Sentiment Analysis (SA) is a text-mining field that computationally treats and analyses
these sentiments (opinions, thinks, subjectivity, interests, preferences, etc.,.) of available
text. SA aims to classify expressions in a text as positive, negative or neutral opinion
towards the subject of interest.
The main objective of this research is to carry out a comparative study on the accuracy and
performance of feature selection and ensemble methods for SA classification. The
comparison was carried out using different combinations of classification algorithms for
classifying text to being either positive or negative.
During the comparison of the algorithms and methods, the results showed that better
accuracy can be achieved based on the used feature selection method (i.e., statistical,
wrapper, or embedded). Additionally, it showed which feature selection method
outperforms and is more suitable than other methods for the type of data and classification
algorithms. Furthermore, when using combined ensemble methods (Bagging, Boosting,
Stacking and Vote) performed better than using a single classifier by means of accuracy.

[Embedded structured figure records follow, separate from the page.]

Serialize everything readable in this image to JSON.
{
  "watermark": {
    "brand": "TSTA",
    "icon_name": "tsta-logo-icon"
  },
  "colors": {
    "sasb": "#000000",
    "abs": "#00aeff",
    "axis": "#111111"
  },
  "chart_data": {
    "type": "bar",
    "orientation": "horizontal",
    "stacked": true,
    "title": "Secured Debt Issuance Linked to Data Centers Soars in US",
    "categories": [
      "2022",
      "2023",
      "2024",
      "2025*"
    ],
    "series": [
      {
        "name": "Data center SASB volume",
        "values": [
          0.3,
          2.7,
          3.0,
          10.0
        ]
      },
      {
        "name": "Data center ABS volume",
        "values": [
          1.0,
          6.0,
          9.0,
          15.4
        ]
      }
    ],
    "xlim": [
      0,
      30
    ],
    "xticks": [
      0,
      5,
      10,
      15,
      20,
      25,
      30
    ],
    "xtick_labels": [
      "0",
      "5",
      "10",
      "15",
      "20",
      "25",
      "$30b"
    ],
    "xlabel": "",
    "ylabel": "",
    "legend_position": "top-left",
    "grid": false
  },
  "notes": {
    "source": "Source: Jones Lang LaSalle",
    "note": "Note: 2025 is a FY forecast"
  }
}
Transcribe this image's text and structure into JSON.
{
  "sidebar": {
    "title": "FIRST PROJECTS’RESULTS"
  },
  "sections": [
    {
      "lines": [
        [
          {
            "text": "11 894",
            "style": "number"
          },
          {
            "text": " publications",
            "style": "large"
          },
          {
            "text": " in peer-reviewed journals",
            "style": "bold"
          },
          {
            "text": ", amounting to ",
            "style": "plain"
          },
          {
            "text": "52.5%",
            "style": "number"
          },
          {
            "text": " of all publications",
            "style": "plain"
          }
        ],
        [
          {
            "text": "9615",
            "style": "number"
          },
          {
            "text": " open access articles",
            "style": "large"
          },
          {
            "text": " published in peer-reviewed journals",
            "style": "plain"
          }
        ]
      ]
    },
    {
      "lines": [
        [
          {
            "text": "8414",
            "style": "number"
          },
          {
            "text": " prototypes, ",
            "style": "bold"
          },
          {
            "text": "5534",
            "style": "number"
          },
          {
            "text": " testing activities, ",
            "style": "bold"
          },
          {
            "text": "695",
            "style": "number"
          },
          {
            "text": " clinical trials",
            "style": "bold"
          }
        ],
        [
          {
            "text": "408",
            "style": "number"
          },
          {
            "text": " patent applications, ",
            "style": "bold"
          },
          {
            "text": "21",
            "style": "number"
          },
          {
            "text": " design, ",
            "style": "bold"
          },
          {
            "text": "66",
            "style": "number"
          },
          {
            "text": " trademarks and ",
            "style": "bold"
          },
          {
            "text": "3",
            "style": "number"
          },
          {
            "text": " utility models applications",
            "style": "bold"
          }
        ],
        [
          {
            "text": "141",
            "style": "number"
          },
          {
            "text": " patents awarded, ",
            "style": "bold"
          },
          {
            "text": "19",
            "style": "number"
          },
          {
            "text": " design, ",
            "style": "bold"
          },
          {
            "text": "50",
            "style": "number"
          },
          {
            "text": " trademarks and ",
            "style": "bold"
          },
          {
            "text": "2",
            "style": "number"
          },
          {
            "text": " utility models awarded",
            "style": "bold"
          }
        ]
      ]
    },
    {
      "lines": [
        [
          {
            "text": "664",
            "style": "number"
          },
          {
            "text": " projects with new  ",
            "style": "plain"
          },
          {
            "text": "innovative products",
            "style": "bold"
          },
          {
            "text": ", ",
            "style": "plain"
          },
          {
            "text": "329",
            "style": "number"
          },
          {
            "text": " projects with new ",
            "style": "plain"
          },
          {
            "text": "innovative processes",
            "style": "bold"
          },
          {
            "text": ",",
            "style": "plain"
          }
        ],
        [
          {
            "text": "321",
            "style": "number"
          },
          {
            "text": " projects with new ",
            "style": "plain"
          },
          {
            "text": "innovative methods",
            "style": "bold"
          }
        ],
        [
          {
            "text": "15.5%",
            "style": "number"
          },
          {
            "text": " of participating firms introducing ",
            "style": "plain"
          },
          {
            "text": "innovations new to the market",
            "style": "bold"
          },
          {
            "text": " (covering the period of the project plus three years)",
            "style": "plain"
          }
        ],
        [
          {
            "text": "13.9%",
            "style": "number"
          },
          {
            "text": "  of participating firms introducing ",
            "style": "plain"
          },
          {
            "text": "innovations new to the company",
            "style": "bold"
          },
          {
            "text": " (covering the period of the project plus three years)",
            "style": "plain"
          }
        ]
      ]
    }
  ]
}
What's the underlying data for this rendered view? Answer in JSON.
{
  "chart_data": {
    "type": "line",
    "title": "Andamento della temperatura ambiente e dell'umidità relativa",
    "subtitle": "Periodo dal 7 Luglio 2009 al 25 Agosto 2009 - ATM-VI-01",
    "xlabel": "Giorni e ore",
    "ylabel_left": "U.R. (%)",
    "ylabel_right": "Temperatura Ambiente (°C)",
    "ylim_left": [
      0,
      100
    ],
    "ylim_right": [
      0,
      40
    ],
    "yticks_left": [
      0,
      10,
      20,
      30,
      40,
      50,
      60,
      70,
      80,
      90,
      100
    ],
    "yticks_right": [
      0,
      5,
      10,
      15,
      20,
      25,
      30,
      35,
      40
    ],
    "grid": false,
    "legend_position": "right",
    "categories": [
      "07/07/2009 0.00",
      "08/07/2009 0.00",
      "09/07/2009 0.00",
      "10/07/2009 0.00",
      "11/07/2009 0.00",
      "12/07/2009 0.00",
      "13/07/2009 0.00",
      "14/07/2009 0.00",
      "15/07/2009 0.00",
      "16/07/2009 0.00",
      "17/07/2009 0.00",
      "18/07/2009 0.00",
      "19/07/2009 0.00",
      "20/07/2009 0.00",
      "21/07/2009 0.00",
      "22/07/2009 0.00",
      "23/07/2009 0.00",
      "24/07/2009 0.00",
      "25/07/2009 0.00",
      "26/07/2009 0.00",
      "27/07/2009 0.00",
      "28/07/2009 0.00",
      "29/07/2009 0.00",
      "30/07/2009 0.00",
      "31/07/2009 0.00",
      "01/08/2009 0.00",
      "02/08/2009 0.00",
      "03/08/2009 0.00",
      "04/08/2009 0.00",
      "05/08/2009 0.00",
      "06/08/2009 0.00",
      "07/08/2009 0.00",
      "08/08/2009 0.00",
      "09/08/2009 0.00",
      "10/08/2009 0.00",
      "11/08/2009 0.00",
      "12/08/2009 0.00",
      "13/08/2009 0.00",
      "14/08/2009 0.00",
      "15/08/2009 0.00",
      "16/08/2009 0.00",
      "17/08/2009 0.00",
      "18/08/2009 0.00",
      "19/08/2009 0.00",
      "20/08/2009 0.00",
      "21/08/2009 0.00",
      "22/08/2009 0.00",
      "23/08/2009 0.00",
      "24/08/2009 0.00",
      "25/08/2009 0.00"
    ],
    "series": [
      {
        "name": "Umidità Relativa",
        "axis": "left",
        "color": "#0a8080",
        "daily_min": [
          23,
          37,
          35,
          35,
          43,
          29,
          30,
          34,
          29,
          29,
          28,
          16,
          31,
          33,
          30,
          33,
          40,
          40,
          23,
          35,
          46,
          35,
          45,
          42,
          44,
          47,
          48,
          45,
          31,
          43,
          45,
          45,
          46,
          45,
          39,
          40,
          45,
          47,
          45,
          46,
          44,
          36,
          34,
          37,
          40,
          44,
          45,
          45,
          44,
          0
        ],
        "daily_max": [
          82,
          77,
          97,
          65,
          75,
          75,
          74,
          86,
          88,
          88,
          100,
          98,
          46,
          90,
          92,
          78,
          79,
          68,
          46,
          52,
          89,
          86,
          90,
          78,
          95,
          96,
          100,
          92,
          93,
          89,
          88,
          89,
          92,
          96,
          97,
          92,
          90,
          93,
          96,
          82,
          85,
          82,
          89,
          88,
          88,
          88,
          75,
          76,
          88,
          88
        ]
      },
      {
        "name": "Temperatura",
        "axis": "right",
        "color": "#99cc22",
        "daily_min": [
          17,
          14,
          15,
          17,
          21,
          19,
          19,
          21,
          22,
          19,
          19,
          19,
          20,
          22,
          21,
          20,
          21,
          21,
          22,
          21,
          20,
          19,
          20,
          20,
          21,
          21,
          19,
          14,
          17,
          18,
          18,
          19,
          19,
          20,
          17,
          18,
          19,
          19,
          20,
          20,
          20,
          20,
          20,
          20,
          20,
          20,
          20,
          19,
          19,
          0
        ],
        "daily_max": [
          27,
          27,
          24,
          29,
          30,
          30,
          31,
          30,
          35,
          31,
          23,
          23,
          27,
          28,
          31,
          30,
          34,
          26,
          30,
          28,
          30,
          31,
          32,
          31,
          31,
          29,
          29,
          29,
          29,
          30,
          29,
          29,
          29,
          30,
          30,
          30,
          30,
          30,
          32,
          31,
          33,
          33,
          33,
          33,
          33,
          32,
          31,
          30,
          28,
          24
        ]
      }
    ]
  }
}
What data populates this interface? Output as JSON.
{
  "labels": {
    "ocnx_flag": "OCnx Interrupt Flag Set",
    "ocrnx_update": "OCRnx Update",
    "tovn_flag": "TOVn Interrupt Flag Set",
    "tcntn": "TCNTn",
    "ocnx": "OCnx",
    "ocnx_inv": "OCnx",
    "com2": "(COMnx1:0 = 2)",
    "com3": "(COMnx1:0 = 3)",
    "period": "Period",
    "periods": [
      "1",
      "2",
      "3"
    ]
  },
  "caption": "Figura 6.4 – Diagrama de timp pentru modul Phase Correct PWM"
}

Moreover, merging feature subsets selected by embedded method improved classification
accuracy. Finally, tuning the parameters of feature selection methods improved the
classification accuracy and reduced the time needed to select feature subsets.
Particularly, the results showed that accuracy depends on the feature selection method,
ensemble methods, number of selected features, type of classifier, and tuning parameters of
the algorithms used. A high accuracy of up to 99.85% was achieved by merging features of
two embedded methods when using stacking ensemble method. Also, a high accuracy of
99.5% was achieved by tuning parameters in stacking method, and it reached 99.95% and
iv
100% by tuning parameters in SVMAttributeEval method using statistical and machine
learning approaches, respectively. Furthermore, tuning algorithms' parameters reduced the
time needed to select feature subsets.